A 24-year-old man who firebombed a mosque in Columbia, Tenn., last year was sentenced yesterday to a little more than 14 years in federal prison on charges of destruction of religious property and use of fire to commit a felony.
The defendant, Michael C. Golden, pleaded guilty earlier this month before Senior Judge Robert Echols of the U.S. District Court for the Middle District of Tennessee.
Golden, represented by Michael Flanagan, a solo practitioner in Nashville who was court-appointed, admitted he constructed Molotov cocktails and used them to destroy the Islamic Center of Columbia in February 2008. Flanagan said in an interview that Golden was a follower, not a leader in the criminal activity.
A co-defendant painted swastikas and the phrase “White Power” on the building, the Justice Department said.

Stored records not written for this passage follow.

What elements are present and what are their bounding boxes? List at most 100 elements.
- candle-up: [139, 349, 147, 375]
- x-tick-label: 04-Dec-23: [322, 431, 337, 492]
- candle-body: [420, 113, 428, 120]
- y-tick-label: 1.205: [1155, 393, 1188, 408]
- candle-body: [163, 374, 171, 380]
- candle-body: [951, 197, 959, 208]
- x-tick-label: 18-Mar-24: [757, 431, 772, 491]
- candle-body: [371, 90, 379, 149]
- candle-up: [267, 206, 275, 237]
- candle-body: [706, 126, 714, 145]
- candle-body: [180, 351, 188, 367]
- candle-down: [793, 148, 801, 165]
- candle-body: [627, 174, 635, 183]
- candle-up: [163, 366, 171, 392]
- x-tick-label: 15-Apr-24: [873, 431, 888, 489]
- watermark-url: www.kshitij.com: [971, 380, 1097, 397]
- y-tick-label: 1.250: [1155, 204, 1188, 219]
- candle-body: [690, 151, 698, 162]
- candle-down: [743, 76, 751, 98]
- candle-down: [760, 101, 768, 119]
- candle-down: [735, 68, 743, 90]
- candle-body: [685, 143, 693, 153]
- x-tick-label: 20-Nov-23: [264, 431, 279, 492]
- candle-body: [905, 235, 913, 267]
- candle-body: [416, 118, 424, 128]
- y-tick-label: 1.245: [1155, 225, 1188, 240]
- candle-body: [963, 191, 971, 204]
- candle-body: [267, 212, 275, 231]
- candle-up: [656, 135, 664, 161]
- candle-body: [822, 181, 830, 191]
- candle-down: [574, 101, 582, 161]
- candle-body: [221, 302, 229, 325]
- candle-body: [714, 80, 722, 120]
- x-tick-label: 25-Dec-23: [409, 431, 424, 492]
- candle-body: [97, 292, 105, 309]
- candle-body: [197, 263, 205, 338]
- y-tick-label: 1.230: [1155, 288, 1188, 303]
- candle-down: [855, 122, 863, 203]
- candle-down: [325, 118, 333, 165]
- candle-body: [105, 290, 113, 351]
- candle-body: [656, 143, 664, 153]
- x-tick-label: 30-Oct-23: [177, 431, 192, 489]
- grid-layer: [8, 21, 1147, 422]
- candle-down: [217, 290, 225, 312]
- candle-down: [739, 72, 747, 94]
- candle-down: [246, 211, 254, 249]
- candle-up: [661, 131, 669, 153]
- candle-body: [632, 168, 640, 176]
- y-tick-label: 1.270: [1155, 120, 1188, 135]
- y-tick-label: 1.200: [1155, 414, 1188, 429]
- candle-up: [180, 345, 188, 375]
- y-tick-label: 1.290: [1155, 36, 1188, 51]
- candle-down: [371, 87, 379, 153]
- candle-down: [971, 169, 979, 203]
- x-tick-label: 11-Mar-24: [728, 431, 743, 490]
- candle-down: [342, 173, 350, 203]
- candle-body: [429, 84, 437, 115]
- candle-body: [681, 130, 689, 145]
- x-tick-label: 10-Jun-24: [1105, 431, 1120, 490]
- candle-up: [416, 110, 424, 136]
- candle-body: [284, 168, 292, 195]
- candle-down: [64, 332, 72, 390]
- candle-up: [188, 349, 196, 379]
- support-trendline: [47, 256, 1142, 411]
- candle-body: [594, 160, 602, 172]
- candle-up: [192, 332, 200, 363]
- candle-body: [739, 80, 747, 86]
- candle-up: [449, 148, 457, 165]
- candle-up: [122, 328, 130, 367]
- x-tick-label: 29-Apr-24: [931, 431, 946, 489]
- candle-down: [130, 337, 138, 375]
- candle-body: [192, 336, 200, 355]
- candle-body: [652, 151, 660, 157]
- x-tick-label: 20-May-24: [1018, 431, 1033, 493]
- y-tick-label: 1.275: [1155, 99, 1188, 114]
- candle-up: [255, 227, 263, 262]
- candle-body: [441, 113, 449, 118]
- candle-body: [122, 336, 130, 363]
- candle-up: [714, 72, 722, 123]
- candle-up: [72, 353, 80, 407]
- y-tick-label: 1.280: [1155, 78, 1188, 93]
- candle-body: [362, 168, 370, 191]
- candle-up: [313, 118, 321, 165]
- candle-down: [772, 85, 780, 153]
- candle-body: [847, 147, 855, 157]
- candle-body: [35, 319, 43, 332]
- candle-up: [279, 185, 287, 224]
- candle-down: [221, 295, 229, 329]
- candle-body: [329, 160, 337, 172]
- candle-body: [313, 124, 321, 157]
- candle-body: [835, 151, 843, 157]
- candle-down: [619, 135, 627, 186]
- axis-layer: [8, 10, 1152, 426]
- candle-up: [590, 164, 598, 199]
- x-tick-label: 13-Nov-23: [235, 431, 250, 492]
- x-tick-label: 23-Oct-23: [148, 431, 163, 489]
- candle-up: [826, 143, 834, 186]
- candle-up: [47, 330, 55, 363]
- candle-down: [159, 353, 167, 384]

Two co-defendants have pleaded guilty and are scheduled to be sentenced next month.
“The right to worship without fear of this kind of violent interference is among our most fundamental civil rights,” Thomas Perez, assistant attorney general for the Civil Rights Division, said in a statement on Nov. 23. “We will aggressively prosecute anyone who seeks to intimidate or injure any congregation because of what they believe, how they worship or who they are.”
Assistant U.S. Attorney Hal McDonough from the U.S. Attorney’s Office in Nashville and Jonathan Skrmetti, a Civil Rights Division trial attorney, prosecuted the case.